Sunder (ex) - The Charybdis can make a melee attack against an object, inflicting damage on the object instead of its possessor.

DESCRIPTION

Environment: any ocean

Organization: None

Treasure: standard

An immense spiny monster, its back plated in chitin and its belly in thick folds of blubber, rises hungrily from the center of a whirlpool.
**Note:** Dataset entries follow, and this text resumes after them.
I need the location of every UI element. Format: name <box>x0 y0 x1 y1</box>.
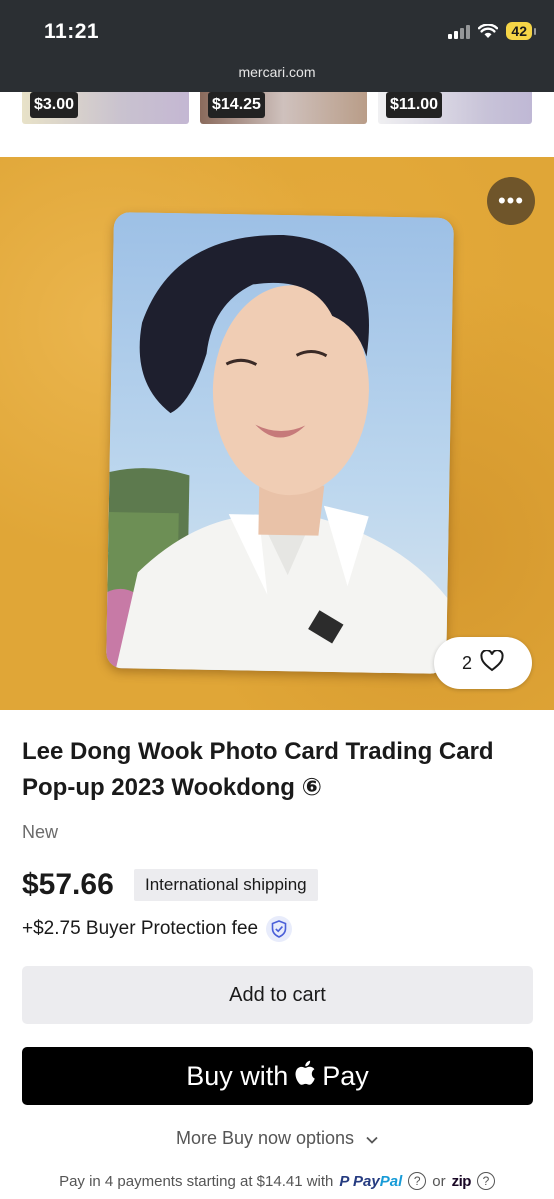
heart-icon <box>480 648 504 677</box>
apple-pay-button[interactable]: Buy with Pay <box>22 1047 533 1105</box>
installments-text: Pay in 4 payments starting at $14.41 wit… <box>59 1172 334 1190</box>
zip-help-icon[interactable]: ? <box>476 1172 495 1190</box>
or-text: or <box>432 1172 446 1190</box>
recommended-item[interactable]: $3.00 <box>22 92 189 124</box>
shipping-badge: International shipping <box>134 869 318 901</box>
paypal-logo[interactable]: P PayPal <box>339 1173 402 1190</box>
buyer-protection-fee: +$2.75 Buyer Protection fee <box>22 916 293 942</box>
fee-text: +$2.75 Buyer Protection fee <box>22 918 259 939</box>
like-count: 2 <box>461 652 472 673</box>
recommended-item[interactable]: $11.00 <box>378 92 532 124</box>
add-to-cart-button[interactable]: Add to cart <box>22 966 533 1024</box>
status-icons: 42 <box>448 22 536 40</box>
recommended-item-price: $14.25 <box>208 92 265 118</box>
product-title: Lee Dong Wook Photo Card Trading Card Po… <box>22 738 494 801</box>
recommended-item[interactable]: $14.25 <box>200 92 367 124</box>
apple-pay-label: Buy with <box>186 1060 289 1091</box>
address-bar-url[interactable]: mercari.com <box>0 64 554 80</box>
recommended-strip: $3.00 $14.25 $11.00 <box>0 92 554 126</box>
more-buy-options-label: More Buy now options <box>175 1128 355 1148</box>
more-options-icon[interactable]: ••• <box>487 177 535 225</box>
recommended-item-price: $11.00 <box>386 92 443 118</box>
more-buy-options-link[interactable]: More Buy now options <box>0 1128 554 1149</box>
battery-icon: 42 <box>506 22 536 40</box>
like-button[interactable]: 2 <box>434 637 532 689</box>
wifi-icon <box>478 23 499 39</box>
product-image[interactable]: ••• 2 <box>0 157 554 710</box>
shield-check-icon[interactable] <box>266 916 293 942</box>
paypal-icon: P <box>339 1172 349 1190</box>
installments-row: Pay in 4 payments starting at $14.41 wit… <box>0 1172 554 1190</box>
chevron-down-icon <box>366 1128 378 1149</box>
product-price: $57.66 <box>22 868 114 901</box>
browser-topbar: 11:21 42 mercari.com <box>0 0 554 92</box>
apple-pay-pay: Pay <box>322 1060 369 1091</box>
status-time: 11:21 <box>44 20 100 43</box>
zip-logo[interactable]: zip <box>452 1173 472 1190</box>
cellular-signal-icon <box>448 23 471 39</box>
product-condition: New <box>22 822 59 842</box>
paypal-help-icon[interactable]: ? <box>408 1172 427 1190</box>
photocard-image <box>106 212 454 674</box>
recommended-item-price: $3.00 <box>30 92 79 118</box>
apple-logo-icon <box>294 1060 316 1093</box>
Sailors tell many tales of the creatures of the deep, from the terrible kraken to the beautiful mermaid. Yet few are stranger or more feared than the dread charybdis, for it exists to capture ships, crack them open like nuts, and feast on the doomed sailors within. So legendary are these violent attacks that many sailors have come to view the charybdis not as a species of aberrant life, but as the vengeful personification of an angry sea god. In truth, the charybdis is not the sending of an angry deity, but in fact little more than a monstrous predator capable of churning even the calmest of seas into a whirling maelstrom. The charybdis uses this vortex ability not only to capture prey like sharks or small whales, but also to entrap ships on the ocean surface above. The monster's claws are particularly well suited to puncturing the hulls of ships, and most charybdises have learned that a single large merchant vessel contains enough sailors to make a perfectly sized meal. Often, a charybdis settles in along a well-known shipping route near the shoreline or amid an archipelago of islands where ships are forced along relatively narrow lanes between rocky isles-such locations allow the charybdis to lie in wait and increases the chance of its prey being unable to circumvent its vortex. A charybdis is 60 feet long and weighs 26,000 pounds.